Jake Porway is a data scientist at New York Times and founder of the Data Without Borders organisation which matches non-profits needs in data science with freelance and pro bono data scientists.  Jake has a computer science background and a PHD in statistics from UCLA and when we approached Jake for a interview to help with a Technopedia article on the careers of a data scientist, Jake was happy to help.


Troy Sadkowsky: Tell us, what have you been up to, what cool things are you doing now and what are your big goals for the up and coming years? 


Jake Porway: I actually just recently got into the official role of a "data scientist" about a year ago when I joined the New York Times R&D lab.  My work before that was in machine learning, computer vision in particular, and I spent a lot of my time getting robots to identify landmines and fly planes.  It was only once I got to NYT that I got to extend that work to broader data science tasks.  I've primarily been focusing on a project at the labs called Project Cascade (http://nytlabs.com/projects/cascade.html), which tracks NYT links across social media.  It's a super cool project with one of the coolest datasets I've ever gotten to work with, and I get to do everything from explore when @nytimes should tweet to finding the most influential people that tweet about politics.  The lab's a wonderful sandbox where we get to play with any projects related to data the Times has or that others create related to news and media.  Up and coming, I hope to keep building out new big data tools and algorithms with the Times while I build up my side project, Data Without Borders, which matches data scientists with social causes.

 
TS: Can you tell us the path you took to get to the data scientist role? 

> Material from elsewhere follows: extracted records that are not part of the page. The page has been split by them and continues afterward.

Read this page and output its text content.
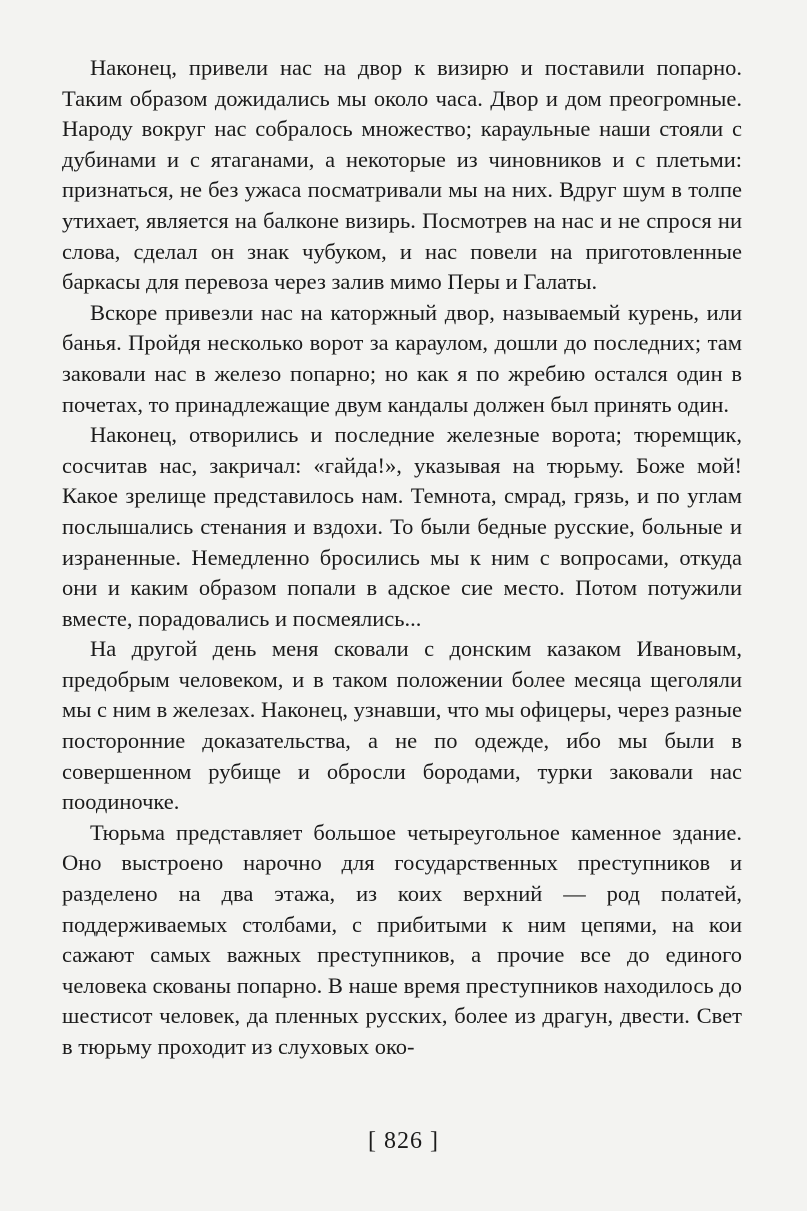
Наконец, привели нас на двор к визирю и поставили попарно. Таким образом дожидались мы около часа. Двор и дом преогромные. Народу вокруг нас собралось множество; караульные наши стояли с дубинами и с ятаганами, а некоторые из чиновников и с плетьми: признаться, не без ужаса посматривали мы на них. Вдруг шум в толпе утихает, является на балконе визирь. Посмотрев на нас и не спрося ни слова, сделал он знак чубуком, и нас повели на приготовленные баркасы для перевоза через залив мимо Перы и Галаты.

Вскоре привезли нас на каторжный двор, называемый курень, или банья. Пройдя несколько ворот за караулом, дошли до последних; там заковали нас в железо попарно; но как я по жребию остался один в почетах, то принадлежащие двум кандалы должен был принять один.

Наконец, отворились и последние железные ворота; тюремщик, сосчитав нас, закричал: «гайда!», указывая на тюрьму. Боже мой! Какое зрелище представилось нам. Темнота, смрад, грязь, и по углам послышались стенания и вздохи. То были бедные русские, больные и израненные. Немедленно бросились мы к ним с вопросами, откуда они и каким образом попали в адское сие место. Потом потужили вместе, порадовались и посмеялись...

На другой день меня сковали с донским казаком Ивановым, предобрым человеком, и в таком положении более месяца щеголяли мы с ним в железах. Наконец, узнавши, что мы офицеры, через разные посторонние доказательства, а не по одежде, ибо мы были в совершенном рубище и обросли бородами, турки заковали нас поодиночке.

Тюрьма представляет большое четыреугольное каменное здание. Оно выстроено нарочно для государственных преступников и разделено на два этажа, из коих верхний — род полатей, поддерживаемых столбами, с прибитыми к ним цепями, на кои сажают самых важных преступников, а прочие все до единого человека скованы попарно. В наше время преступников находилось до шестисот человек, да пленных русских, более из драгун, двести. Свет в тюрьму проходит из слуховых око-

[ 826 ]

JP: I was originally very interested in artificial intelligence, though for most of my college career in computer science I thought of intelligence as sets of rules or heuristics to pull off little intelligent "tricks".  It was only when I took my first machine learning class my senior year that I realized where things were really heading.  The ability to use vast amounts of data to have machines teach _themselves_ blew my mind.  I went to do a Ph.D. in computer science but, thanks to some great foresight by my advisors, ended up in a Ph.D. program in Statistics at UCLA.  It was really seeing the power of statistics combined with computing techniques that showed me how powerful data and data science could be.  Add in a dash of luck that big data started to get big as I was coming out of the program and the rest is history.
 

TS: What are the core fundamentals that you would say are critical for performing your best at the data scientist role? 


JP: Lots of people have weighed in on "what makes a data scientist" from across the web and there doesn't seem to be a definitive answer yet.  Just as the varied skills needed to build databases, write compilers, and do computer graphics eventually got united under "computer science", the skills that make a data scientist are a wide array of individual techniques at present.  To me, it boils down to three main things (that I think I've simply absorbed from other, smarter peoples' answers) - 1) practical computing skills:  you need to be able to write scripts to scrape data as well as code up the algorithms you come up with in your head  2)  statistical skills:  you should know your basic stats (and more, ideally) if you're going to really be able to assess whether the models you're building or algorithms you're writing are doing what you want, and  3)  critical thinking skills:  This one sounds obvious, but it really sets apart the hackers from the true scientists, for me.  You'd be amazed at how many times I've seen someone build a model and report the results without realizing that they hadn't thought critically about where the data was coming from or if their experiment was designed correctly.  You must must MUST be able to question every step of your process and every number that you come up with.  


TS:  What are some common mistakes or misconceptions to watch out for when looking to become a data scientist? 


JP:  Hmm, not sure what big pitfalls come to mind off hand.  Perhaps the only one I can think of is that you don't need to have a Ph.D. to do good work.  It might help, but don't think you have to go off and do another 5 years of school to be able to call yourself a "data scientist".  Perhaps the other is to simply remember that data science is still a relatively new term and to be aware that a data scientist at Foursquare is going to look a lot different from a data scientist at Goldman Sachs.  

 
TS:  If I was pursuing a career as a data scientist what is the first thing I should do? 


JP:  Get on a data science project!  Download some data, pick up some R, and start playing.  I'm biased because I come from the stats world, but I'd say to focus on using something like R alongside a basic stats book to guide you through exploring some data.  The machine learning + computing skills will come with that (of course this depends on your past experience - if you're already a statistician, pick up some Python!) If there are local Meetups in your area go and seek them out - being a part of the community is the fastest way to know what you don't know.  After that it's just hunkering down with some books.